The Beach Boys — formed in 1961 — didn’t shy away from that fact that time had moved them on. In fact, Love, along with long-time Beach Boys vet Bruce Johnston — representing original band members in the show — seemed to play the age-card to their advantage.

A few songs into the concert, Love joked with the crowd, “At this point, we take an intermission — followed by a nap. Instead, we’ll slow it down,” playing “Surfer Girl.”

At another point, Love slowly dropped to one knee on stage, only to be accompanied by a “creaking” sound effect as he rose back up to his feet, with a sly grin.

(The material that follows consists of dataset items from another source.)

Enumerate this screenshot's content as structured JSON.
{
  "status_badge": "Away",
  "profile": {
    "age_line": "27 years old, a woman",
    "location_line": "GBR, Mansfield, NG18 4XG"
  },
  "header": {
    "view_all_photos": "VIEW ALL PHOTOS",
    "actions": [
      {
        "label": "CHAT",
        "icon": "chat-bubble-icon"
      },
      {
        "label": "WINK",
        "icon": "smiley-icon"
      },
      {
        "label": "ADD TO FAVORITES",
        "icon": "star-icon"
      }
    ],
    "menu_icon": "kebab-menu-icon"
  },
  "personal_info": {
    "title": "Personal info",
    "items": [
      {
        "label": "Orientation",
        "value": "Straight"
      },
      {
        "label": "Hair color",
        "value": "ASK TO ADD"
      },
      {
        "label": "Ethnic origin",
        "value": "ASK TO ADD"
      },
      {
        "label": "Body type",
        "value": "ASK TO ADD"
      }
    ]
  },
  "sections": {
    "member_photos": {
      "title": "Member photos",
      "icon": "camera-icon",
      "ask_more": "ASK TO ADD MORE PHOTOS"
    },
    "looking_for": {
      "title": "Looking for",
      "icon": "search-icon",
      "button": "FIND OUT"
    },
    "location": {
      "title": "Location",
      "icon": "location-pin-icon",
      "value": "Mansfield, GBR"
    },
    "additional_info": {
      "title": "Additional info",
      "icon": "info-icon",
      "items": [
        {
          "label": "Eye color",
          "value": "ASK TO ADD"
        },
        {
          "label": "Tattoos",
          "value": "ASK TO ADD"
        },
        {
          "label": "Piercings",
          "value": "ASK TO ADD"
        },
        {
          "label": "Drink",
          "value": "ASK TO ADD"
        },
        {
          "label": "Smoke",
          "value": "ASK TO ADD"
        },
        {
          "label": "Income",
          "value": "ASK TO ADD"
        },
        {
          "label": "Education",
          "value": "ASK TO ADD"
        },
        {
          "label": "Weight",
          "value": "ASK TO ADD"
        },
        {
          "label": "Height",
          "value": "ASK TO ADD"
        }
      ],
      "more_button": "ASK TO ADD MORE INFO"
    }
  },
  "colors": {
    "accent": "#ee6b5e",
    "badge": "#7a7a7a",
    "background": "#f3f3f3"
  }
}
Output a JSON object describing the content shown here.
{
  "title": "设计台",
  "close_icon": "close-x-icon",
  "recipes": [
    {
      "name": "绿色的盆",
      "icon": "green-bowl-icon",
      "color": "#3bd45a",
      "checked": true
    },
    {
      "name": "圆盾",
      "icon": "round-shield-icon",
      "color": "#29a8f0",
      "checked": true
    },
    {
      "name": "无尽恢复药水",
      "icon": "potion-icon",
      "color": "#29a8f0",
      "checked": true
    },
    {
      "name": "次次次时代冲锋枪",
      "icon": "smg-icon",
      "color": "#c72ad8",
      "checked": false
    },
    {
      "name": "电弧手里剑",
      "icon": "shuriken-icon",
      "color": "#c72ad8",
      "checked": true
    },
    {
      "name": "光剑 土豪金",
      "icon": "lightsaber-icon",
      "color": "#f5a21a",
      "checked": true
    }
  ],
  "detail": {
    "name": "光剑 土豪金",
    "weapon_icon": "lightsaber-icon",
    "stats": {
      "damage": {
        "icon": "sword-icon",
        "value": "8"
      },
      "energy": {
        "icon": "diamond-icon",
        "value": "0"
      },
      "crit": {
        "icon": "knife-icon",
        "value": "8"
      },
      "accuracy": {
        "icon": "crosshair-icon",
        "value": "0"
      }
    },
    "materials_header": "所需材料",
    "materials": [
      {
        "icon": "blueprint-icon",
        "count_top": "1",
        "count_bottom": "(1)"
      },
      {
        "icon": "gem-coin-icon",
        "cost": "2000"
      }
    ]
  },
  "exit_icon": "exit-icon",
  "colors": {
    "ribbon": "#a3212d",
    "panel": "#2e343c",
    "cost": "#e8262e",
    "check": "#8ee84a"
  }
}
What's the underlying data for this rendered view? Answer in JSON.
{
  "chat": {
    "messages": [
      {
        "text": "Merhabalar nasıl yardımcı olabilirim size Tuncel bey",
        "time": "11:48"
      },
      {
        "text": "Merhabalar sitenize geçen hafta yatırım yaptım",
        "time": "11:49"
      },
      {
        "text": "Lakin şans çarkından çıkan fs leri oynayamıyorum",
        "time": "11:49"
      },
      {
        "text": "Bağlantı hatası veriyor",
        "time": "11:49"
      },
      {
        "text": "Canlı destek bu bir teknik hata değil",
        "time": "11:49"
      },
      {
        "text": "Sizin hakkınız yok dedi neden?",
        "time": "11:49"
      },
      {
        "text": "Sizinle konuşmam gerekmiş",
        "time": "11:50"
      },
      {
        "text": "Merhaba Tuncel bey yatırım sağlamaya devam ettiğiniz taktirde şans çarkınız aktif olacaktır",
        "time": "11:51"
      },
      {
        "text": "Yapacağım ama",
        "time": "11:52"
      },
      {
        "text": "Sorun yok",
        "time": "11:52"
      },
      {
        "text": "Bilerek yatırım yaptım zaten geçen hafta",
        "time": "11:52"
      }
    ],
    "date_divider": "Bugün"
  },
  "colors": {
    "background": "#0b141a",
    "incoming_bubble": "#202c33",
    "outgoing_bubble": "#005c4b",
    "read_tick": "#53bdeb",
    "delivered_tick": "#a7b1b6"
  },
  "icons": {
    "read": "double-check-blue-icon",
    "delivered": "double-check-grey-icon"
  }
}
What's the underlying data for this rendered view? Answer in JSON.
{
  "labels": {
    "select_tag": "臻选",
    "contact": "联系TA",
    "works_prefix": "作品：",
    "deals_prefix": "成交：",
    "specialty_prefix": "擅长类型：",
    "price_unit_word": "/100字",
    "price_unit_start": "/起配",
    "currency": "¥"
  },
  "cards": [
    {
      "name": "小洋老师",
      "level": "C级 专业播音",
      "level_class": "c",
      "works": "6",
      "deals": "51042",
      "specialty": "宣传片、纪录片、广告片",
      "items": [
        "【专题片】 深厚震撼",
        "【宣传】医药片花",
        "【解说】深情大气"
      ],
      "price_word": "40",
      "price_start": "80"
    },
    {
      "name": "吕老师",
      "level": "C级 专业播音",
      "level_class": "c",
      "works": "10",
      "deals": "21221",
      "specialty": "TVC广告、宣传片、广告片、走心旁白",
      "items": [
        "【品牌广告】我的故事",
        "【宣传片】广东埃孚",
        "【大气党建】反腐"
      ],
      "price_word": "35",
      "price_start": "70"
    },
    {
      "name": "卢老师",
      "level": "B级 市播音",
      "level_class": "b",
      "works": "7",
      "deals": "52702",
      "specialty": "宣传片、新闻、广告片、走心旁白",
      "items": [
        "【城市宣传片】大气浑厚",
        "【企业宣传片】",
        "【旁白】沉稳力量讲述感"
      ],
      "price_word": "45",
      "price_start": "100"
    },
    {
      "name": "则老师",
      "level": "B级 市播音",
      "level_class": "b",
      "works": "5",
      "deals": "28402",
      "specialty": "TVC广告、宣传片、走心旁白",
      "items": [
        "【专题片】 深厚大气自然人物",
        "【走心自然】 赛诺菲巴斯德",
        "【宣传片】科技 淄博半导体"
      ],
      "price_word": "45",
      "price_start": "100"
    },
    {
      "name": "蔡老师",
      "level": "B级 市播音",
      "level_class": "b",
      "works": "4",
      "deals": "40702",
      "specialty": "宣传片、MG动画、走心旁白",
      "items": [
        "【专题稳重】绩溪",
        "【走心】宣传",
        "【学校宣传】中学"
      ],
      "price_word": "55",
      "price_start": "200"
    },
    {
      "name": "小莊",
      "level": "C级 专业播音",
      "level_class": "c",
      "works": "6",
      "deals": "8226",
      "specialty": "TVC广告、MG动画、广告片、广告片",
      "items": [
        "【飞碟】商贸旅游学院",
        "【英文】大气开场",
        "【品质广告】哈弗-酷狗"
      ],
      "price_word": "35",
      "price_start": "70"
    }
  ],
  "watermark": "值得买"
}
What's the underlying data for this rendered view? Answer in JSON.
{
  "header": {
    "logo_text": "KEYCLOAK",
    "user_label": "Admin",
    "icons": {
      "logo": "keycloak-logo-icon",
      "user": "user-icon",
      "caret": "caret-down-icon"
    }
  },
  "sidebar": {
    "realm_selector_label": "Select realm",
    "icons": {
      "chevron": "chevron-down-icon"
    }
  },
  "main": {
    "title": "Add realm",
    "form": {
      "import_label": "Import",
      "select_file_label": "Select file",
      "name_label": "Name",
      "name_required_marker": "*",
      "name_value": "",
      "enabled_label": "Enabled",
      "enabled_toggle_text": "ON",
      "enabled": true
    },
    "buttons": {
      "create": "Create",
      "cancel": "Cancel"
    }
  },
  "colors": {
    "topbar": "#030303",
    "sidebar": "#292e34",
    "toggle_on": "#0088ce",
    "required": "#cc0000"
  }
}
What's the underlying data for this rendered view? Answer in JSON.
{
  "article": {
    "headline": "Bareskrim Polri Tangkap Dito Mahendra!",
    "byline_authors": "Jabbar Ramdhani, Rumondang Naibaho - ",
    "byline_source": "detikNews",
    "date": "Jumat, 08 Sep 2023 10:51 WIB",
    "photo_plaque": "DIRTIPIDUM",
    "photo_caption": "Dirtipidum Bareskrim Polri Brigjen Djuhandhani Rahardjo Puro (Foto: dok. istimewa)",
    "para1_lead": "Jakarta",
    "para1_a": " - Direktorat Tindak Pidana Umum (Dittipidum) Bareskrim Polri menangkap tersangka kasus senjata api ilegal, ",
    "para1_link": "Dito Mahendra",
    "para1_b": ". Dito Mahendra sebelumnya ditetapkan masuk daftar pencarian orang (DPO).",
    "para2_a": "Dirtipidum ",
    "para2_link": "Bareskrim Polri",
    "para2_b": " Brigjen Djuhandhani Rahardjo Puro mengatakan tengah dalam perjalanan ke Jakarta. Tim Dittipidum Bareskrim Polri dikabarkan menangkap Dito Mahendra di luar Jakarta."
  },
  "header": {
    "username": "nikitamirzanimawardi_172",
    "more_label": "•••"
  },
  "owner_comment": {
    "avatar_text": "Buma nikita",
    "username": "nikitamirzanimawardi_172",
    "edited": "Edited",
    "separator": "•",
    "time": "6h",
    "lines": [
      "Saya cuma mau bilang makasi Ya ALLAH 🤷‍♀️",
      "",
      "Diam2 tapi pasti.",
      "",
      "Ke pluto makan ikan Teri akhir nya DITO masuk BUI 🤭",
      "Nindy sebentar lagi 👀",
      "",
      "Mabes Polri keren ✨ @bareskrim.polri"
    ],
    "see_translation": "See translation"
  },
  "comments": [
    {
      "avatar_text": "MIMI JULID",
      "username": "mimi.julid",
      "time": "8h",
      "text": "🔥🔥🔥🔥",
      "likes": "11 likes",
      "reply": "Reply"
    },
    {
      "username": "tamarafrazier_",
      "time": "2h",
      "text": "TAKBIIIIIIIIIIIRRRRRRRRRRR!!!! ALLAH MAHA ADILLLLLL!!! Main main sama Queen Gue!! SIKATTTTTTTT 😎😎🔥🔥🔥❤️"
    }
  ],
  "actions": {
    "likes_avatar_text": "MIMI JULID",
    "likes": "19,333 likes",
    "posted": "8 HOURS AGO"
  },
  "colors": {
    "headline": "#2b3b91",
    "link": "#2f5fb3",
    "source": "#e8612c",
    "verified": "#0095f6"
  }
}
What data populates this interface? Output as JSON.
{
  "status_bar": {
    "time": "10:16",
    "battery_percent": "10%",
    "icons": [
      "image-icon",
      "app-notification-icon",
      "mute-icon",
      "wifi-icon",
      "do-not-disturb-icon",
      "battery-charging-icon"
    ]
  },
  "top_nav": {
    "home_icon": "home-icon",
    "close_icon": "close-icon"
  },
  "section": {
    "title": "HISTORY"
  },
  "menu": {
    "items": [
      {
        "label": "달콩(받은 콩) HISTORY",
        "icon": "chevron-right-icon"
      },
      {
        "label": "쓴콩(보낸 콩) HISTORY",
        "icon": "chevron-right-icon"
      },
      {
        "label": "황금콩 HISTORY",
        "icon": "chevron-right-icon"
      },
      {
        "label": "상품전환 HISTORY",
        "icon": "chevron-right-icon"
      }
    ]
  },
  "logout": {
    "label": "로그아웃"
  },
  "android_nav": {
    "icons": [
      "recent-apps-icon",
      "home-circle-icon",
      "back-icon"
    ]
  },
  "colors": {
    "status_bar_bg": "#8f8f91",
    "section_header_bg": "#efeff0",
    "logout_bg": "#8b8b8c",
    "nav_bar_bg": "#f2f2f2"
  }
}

Love also cracked a few jokes about the youthful, peppy and albeit a bit laughable subject matter of early Beach Boys’ tunes.

“It’s a miracle the Beach Boys survived its subject matter,” Love said, before the band sang a moving love ballad, dedicated to Love’s 1949 Chevrolet. “There just aren’t too many love songs written about cars.”

A particularly moving point in the show was the performance of “God Only Knows,” projecting the late Carl Wilson on the screen, with a recording of his golden tenor filling the room, as the band performed along. Love — Wilson’s cousin — faced the screen for much of the song.

Wilson died of lung cancer in 1998.

“It’s great for us to have Carl with us every night,” Love said.

He then shared a new song, “Pisces Brothers,” with the crowd. The song had been inspired by his shared astrological sign with the late Beatle George Harrison. Love shared stories of the two sharing a birthday in India while studying transcendental meditation together — a practice Love now teaches.

Hits, like the 1980s classic “Kokomo” — another audience favorite — followed.

It’s almost unfathomable that one band could have spawned so many recognizable melodies — a testament to the genius of Love and cousin Brian Wilson, who last performed with the group in 2012 before returning to a solo career.

Even those indifferent to the Beach Boys would have to stand in awe of a band more than 50 years in the making still able to rouse a crowd to their feet with a list of chart-topping classics that seemed endless.

The tunes might be oldies. But they’re still as good as they’ve ever sounded.